What struck me was that 100% of what they talked about was clinical. I understand that the business of healthcare is effectively clinical. That is the output; that is the service that’s being provided. Yet, there is a financial side to that business. I mean, they have to get paid. They want to get paid well. There are all these sorts of things, and there’s this horrible push-pull tension between this third-party system of payers and providers where you get to get money out of somebody else, not the patient. 

This is just another reinforcement that machine learning, artificial intelligence (big data, analytics, data science) in healthcare is almost all focused on the clinical side of the business. I’m not discounting it. There’s real value in doing that because we need so much help when it comes to healthcare.

Abbreviated names

I have gone through some experiences, one with a child just two years ago where they had no clue what was going on. My daughter almost died. In the end, after spending days in the hospital and just trying to rule that kind of stuff out, they concluded they had no idea what it was.

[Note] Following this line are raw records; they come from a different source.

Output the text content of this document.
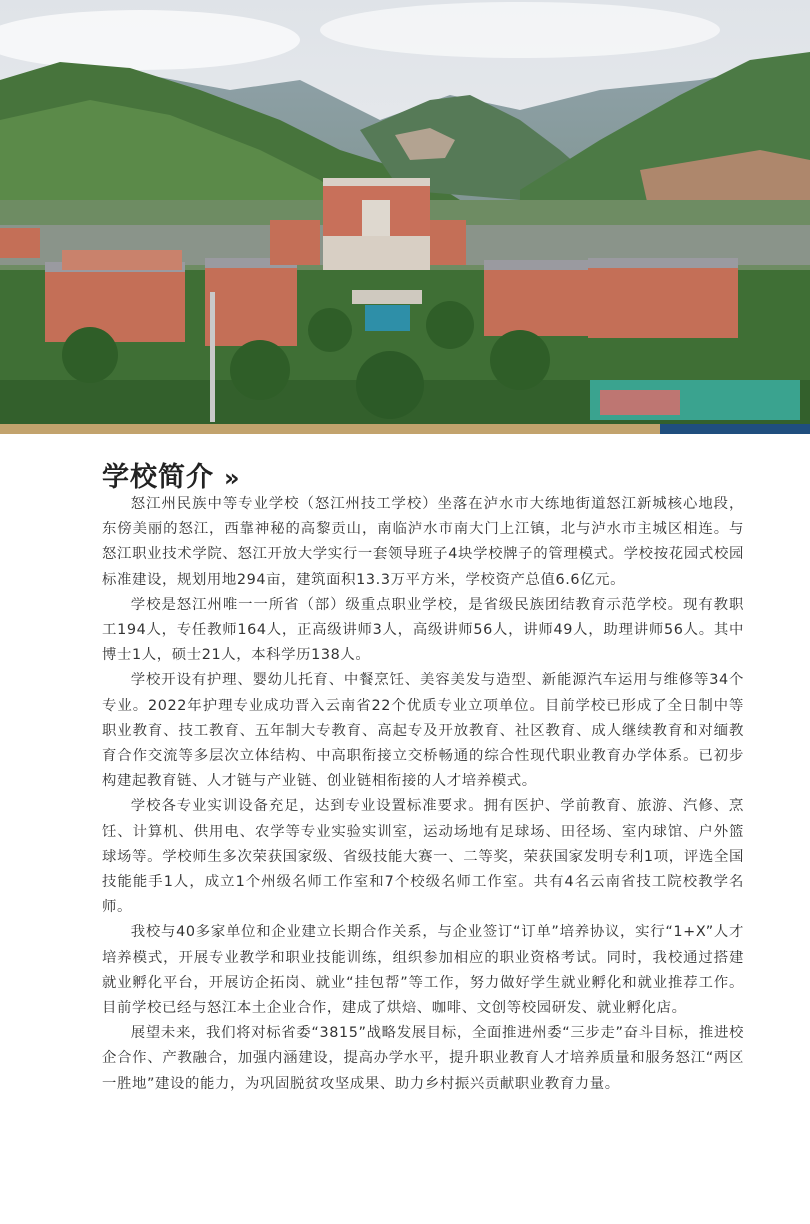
学校简介 »

怒江州民族中等专业学校（怒江州技工学校）坐落在泸水市大练地街道怒江新城核心地段，东傍美丽的怒江，西靠神秘的高黎贡山，南临泸水市南大门上江镇，北与泸水市主城区相连。与怒江职业技术学院、怒江开放大学实行一套领导班子4块学校牌子的管理模式。学校按花园式校园标准建设，规划用地294亩，建筑面积13.3万平方米，学校资产总值6.6亿元。

学校是怒江州唯一一所省（部）级重点职业学校，是省级民族团结教育示范学校。现有教职工194人，专任教师164人，正高级讲师3人，高级讲师56人，讲师49人，助理讲师56人。其中博士1人，硕士21人，本科学历138人。

学校开设有护理、婴幼儿托育、中餐烹饪、美容美发与造型、新能源汽车运用与维修等34个专业。2022年护理专业成功晋入云南省22个优质专业立项单位。目前学校已形成了全日制中等职业教育、技工教育、五年制大专教育、高起专及开放教育、社区教育、成人继续教育和对缅教育合作交流等多层次立体结构、中高职衔接立交桥畅通的综合性现代职业教育办学体系。已初步构建起教育链、人才链与产业链、创业链相衔接的人才培养模式。

学校各专业实训设备充足，达到专业设置标准要求。拥有医护、学前教育、旅游、汽修、烹饪、计算机、供用电、农学等专业实验实训室，运动场地有足球场、田径场、室内球馆、户外篮球场等。学校师生多次荣获国家级、省级技能大赛一、二等奖，荣获国家发明专利1项，评选全国技能能手1人，成立1个州级名师工作室和7个校级名师工作室。共有4名云南省技工院校教学名师。

我校与40多家单位和企业建立长期合作关系，与企业签订“订单”培养协议，实行“1+X”人才培养模式，开展专业教学和职业技能训练，组织参加相应的职业资格考试。同时，我校通过搭建就业孵化平台，开展访企拓岗、就业“挂包帮”等工作，努力做好学生就业孵化和就业推荐工作。目前学校已经与怒江本土企业合作，建成了烘焙、咖啡、文创等校园研发、就业孵化店。

展望未来，我们将对标省委“3815”战略发展目标，全面推进州委“三步走”奋斗目标，推进校企合作、产教融合，加强内涵建设，提高办学水平，提升职业教育人才培养质量和服务怒江“两区一胜地”建设的能力，为巩固脱贫攻坚成果、助力乡村振兴贡献职业教育力量。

In this odd sort of way, they made it sound like they did know what was going on by coming up with a name that meant they didn’t know what it was. “Idiopathic” was part of the name. “Idiopathic” means that they have no idea. I love that they name it. They even give it an acronym. For those of you in the clinical, you can probably figure out what this is. They come up with a name, give it an abbreviation, and pretend like they’ve diagnosed it when, in fact, the diagnosis is a non-diagnosis. It’s the most ironic thing you could think of in healthcare.


Notwithstanding, we need much help when it comes to the clinical side of the business. Yet, for those of us in the financial part of business, it seems like nobody’s paying attention to this. And there are many opportunities here. I just wanted to remind everybody that machine learning can be applied to financial data and artificial intelligence. There is excellent money to be made on that front, just on the clinical side.